A further benefit is that it is stable against mechanisms of tetracycline resistance through increased binding affinity to tetracycline-resistant ribosomes and inhibition of efflux determinants, as discussed by Dr. David Farrell, JMI Laboratories, North Liberty, Iowa. As part of the European SENTRY Antimicrobial Surveillance Program, 24 medical centres from 11 European countries forwarded over 5500 isolates for susceptibility testing. Most Enterococcus spp. (96.4%) and all b-hemolytic streptococci were susceptible (MIC =0.25 mg/mL). Activity was also good against species such as extended-spectrum b-lactamase-producing Enterobacteriaceae.

Summary

Antibacterial resistance is a continuous threat in many settings.
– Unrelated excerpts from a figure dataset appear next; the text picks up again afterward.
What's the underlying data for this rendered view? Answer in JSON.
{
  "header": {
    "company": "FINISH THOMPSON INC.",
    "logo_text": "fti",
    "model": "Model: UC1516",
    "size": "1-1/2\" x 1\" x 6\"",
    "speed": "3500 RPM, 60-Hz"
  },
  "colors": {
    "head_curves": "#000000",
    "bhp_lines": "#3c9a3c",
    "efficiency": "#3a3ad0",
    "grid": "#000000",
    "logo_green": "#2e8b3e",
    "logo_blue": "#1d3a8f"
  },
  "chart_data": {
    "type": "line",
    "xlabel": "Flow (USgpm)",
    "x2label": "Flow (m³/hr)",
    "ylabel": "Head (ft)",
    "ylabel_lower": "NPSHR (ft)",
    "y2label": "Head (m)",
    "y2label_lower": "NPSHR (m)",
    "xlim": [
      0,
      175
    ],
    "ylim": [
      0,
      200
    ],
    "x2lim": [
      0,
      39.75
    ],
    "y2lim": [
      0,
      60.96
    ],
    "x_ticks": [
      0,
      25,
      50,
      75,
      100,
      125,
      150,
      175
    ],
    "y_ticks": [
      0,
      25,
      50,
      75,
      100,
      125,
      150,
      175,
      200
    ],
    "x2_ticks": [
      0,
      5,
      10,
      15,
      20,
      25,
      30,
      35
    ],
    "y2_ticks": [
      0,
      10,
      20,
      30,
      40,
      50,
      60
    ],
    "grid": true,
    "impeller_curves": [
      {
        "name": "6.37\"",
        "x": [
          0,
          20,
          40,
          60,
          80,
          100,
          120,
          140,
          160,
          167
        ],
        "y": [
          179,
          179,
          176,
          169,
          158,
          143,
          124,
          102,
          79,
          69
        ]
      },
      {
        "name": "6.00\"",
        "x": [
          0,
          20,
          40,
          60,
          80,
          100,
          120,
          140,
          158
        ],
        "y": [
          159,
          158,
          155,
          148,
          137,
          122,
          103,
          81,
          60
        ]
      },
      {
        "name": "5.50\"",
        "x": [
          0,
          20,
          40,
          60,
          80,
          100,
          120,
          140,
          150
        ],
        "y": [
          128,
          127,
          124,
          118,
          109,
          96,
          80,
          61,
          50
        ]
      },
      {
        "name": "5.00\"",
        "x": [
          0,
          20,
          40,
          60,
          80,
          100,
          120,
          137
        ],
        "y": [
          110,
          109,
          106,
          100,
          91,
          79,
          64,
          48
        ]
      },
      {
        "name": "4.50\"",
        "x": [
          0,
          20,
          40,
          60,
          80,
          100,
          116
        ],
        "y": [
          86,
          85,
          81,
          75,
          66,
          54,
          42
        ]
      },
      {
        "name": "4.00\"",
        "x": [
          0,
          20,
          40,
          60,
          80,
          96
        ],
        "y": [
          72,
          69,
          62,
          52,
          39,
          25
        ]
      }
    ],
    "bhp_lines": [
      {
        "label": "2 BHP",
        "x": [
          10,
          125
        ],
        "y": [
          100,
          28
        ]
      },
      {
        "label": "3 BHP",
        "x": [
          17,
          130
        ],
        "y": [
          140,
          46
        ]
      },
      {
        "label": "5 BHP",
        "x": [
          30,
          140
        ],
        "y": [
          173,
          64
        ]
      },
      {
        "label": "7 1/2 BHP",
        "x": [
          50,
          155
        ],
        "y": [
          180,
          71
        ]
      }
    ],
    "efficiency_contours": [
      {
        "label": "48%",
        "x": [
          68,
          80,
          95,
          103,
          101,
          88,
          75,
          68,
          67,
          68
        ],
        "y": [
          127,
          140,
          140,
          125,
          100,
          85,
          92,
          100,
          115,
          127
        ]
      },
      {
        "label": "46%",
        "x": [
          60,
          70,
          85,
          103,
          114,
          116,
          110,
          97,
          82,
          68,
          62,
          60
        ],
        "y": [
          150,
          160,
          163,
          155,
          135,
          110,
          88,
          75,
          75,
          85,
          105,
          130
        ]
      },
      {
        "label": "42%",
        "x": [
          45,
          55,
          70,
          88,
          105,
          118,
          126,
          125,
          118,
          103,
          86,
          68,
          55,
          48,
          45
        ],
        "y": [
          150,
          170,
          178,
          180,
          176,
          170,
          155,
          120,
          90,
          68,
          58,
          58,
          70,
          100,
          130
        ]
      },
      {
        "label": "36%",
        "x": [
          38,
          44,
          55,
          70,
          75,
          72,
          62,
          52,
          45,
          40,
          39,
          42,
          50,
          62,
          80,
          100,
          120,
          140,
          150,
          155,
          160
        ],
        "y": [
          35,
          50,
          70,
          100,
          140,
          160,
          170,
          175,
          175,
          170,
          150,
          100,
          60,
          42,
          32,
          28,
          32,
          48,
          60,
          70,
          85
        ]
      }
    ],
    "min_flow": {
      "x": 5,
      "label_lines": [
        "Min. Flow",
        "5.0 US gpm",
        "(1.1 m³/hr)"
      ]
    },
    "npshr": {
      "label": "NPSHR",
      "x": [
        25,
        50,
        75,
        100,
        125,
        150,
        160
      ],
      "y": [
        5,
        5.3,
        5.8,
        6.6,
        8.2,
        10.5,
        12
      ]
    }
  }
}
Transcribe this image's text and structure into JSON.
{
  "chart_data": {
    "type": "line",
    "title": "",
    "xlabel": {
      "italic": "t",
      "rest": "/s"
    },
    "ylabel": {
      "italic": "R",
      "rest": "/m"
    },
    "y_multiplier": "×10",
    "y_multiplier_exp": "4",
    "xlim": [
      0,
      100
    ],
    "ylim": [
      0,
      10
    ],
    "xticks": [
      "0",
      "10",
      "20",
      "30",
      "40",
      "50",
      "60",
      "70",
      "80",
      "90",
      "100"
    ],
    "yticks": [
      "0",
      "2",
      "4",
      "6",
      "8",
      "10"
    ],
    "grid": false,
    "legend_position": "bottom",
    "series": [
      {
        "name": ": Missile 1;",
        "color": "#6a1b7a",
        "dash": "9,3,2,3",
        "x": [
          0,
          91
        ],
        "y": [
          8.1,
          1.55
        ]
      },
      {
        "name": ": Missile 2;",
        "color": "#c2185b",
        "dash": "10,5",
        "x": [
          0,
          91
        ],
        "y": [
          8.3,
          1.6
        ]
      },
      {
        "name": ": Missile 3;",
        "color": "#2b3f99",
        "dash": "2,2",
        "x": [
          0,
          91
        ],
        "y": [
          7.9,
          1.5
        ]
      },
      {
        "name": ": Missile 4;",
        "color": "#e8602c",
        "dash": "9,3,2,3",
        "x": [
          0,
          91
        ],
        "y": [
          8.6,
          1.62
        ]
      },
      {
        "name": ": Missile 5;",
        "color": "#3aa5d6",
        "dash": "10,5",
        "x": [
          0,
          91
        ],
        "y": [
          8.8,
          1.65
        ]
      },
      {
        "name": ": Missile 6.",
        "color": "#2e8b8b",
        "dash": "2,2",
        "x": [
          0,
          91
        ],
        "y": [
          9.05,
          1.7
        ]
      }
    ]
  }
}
Gram-negative bacteria have developed resistance to some of the most widely used antibiotics. For tigecycline, the emergence of resistance has so far been limited. In the treatment of respiratory infections, fluoroquinolones have retained activity against their target bacteria but the emergence of MRSA and C. difficile is associated with misuse. For MRSA infections themselves, linezolid and vancomycin are widely used, although there are some indications of emerging resistance to vancomycin.